Перед театром – экипажи. Пары фланируют… Жандармского мотора еще нет. До начала спектакля двадцать пять минут.

«Собирается, должно быть. Или уже едет. Предвкушает, как поцелует ручку приме… или не только ручку… хотя – едва ли не только, времени мало… потом усядется в ложу и погрузится в божественную музыку… Что же дают сегодня, опять забыл. «Самсона и Далилу»? Подумали бы, ваше высокопревосходительство, стоит ли вам слушать оперу о предательстве…»

Свет заката густеет, становится алым. Темные тени тянутся через всю площадь. Екатерина останавливается, смотрит по сторонам… Оборачивается…

Ну?!

Давай же, девочка, плюнь на все, беги сюда, я здесь, я с тобой!

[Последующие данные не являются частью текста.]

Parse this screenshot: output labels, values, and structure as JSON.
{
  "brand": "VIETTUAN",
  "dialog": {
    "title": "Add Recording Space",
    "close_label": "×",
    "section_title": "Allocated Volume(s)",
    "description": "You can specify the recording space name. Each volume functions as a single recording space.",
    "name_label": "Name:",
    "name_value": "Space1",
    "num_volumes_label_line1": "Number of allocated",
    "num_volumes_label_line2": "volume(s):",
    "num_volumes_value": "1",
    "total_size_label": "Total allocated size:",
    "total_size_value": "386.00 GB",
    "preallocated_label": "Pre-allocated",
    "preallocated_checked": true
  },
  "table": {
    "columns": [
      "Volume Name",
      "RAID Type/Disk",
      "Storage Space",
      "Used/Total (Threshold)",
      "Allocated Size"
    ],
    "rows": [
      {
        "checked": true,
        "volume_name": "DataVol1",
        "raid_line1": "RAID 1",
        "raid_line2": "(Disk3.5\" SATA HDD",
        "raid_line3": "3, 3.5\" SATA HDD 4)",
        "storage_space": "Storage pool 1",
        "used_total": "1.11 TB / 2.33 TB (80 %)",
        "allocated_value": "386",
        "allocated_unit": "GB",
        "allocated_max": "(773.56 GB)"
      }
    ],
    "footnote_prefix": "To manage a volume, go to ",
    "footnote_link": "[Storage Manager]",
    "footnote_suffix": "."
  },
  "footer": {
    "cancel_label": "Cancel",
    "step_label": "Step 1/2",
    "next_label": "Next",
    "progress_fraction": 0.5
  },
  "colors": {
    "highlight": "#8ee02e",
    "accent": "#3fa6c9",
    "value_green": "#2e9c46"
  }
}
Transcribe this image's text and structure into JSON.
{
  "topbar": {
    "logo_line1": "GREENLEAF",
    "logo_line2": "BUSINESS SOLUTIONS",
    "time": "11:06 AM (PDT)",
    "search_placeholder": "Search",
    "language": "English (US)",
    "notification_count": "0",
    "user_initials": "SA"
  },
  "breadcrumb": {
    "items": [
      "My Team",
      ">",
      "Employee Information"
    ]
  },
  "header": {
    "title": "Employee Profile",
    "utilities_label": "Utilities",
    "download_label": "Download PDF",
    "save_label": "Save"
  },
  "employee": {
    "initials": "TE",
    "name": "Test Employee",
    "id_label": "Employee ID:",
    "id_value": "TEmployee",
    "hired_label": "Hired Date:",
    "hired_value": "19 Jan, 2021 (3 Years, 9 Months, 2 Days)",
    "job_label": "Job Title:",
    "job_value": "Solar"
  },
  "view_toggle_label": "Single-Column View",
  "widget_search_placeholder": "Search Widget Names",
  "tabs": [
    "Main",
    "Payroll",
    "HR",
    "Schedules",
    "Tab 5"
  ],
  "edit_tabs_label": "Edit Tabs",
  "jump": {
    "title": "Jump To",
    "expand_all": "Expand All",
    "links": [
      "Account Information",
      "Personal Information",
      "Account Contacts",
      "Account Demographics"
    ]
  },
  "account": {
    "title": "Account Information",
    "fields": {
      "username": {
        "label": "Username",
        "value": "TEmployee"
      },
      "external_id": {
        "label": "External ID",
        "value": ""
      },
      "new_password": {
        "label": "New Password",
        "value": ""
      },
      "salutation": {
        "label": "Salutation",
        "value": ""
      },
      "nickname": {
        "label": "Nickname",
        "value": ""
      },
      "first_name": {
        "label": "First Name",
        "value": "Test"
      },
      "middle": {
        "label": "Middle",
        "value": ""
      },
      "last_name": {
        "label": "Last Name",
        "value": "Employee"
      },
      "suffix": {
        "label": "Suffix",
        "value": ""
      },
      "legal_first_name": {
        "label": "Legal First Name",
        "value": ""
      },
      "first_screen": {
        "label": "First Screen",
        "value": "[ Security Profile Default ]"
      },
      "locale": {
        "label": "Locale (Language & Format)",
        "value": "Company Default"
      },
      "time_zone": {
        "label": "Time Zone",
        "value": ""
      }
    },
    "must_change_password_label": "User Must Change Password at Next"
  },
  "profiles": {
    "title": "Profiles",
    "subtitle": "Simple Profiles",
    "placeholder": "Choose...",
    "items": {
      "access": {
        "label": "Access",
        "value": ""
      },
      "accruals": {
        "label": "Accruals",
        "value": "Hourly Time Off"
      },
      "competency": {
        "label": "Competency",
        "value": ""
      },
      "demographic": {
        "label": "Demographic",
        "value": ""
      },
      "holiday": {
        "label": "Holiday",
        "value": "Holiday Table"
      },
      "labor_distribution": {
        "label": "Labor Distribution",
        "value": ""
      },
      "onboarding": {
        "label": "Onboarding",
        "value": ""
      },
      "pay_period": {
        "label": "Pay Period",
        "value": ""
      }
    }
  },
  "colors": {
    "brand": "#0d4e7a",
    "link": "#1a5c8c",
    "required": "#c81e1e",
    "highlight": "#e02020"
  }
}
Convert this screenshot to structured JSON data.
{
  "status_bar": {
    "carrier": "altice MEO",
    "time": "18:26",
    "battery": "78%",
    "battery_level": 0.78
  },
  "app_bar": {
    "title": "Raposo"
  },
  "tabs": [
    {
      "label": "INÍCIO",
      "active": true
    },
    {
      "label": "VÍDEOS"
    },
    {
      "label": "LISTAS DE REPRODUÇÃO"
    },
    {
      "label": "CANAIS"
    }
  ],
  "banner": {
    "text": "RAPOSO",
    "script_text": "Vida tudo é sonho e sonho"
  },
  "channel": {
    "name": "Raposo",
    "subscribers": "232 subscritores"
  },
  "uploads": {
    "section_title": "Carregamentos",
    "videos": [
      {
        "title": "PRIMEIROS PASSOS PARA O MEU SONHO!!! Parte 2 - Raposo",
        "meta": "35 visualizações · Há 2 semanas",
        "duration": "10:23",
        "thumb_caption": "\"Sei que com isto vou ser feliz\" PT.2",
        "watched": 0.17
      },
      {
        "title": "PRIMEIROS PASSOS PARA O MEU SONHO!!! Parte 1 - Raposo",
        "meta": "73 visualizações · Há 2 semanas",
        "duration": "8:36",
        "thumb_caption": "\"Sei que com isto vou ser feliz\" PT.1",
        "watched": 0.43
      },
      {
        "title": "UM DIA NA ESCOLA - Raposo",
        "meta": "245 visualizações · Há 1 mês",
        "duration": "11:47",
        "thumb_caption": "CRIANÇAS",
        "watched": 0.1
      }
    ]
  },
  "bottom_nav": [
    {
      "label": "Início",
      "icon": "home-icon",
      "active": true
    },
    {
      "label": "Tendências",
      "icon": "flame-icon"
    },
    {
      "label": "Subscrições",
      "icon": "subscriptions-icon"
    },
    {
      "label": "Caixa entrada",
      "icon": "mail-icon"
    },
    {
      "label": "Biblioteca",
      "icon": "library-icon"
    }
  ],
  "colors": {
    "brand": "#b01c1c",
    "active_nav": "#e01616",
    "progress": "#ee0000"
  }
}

Отвернулась. Снова идет к театру.

«Зачем нам это? Сегодня Карлов, завтра Столыпин… Послезавтра – все к чертям…»

На повороте солидно заурчал подъезжающий автомобиль.


Камарич отступил в тень, глядя, как он приближается, – громадный, черный, эдакая невиданная зверюга. В Москве за таким бежала бы толпа, а здесь никто и не смотрит.

Въехал на площадь…

Где же… где же хоть кто-нибудь? Камарич почувствовал наконец, как его колотит. Зубы лязгают так, что вот-вот начнут прохожие оборачиваться.

Где они?!

И где, черт возьми, Екатерина?

Ах, вот… вот она. Стоит, смотрит. Жандарм выходит из автомобиля, водитель в мундире, почтительно склонившись, придерживает дверцу… Жандарм спокоен и вальяжен… скажите… ведь знает и – бровью не шевельнет…

Или не знает?

Ну – как судьба…

В тот же миг, когда жандармский генерал выпрямился и водитель отступил, пропуская его к театру – из того же автомобиля, только с другой стороны, стремительно выскочили трое и кинулись к худенькой девочке в коричневом пальто. Из распахнувшихся дверей театра – еще трое, эти в штатском. Камарич, застыв, смотрел, как они окружают Екатерину.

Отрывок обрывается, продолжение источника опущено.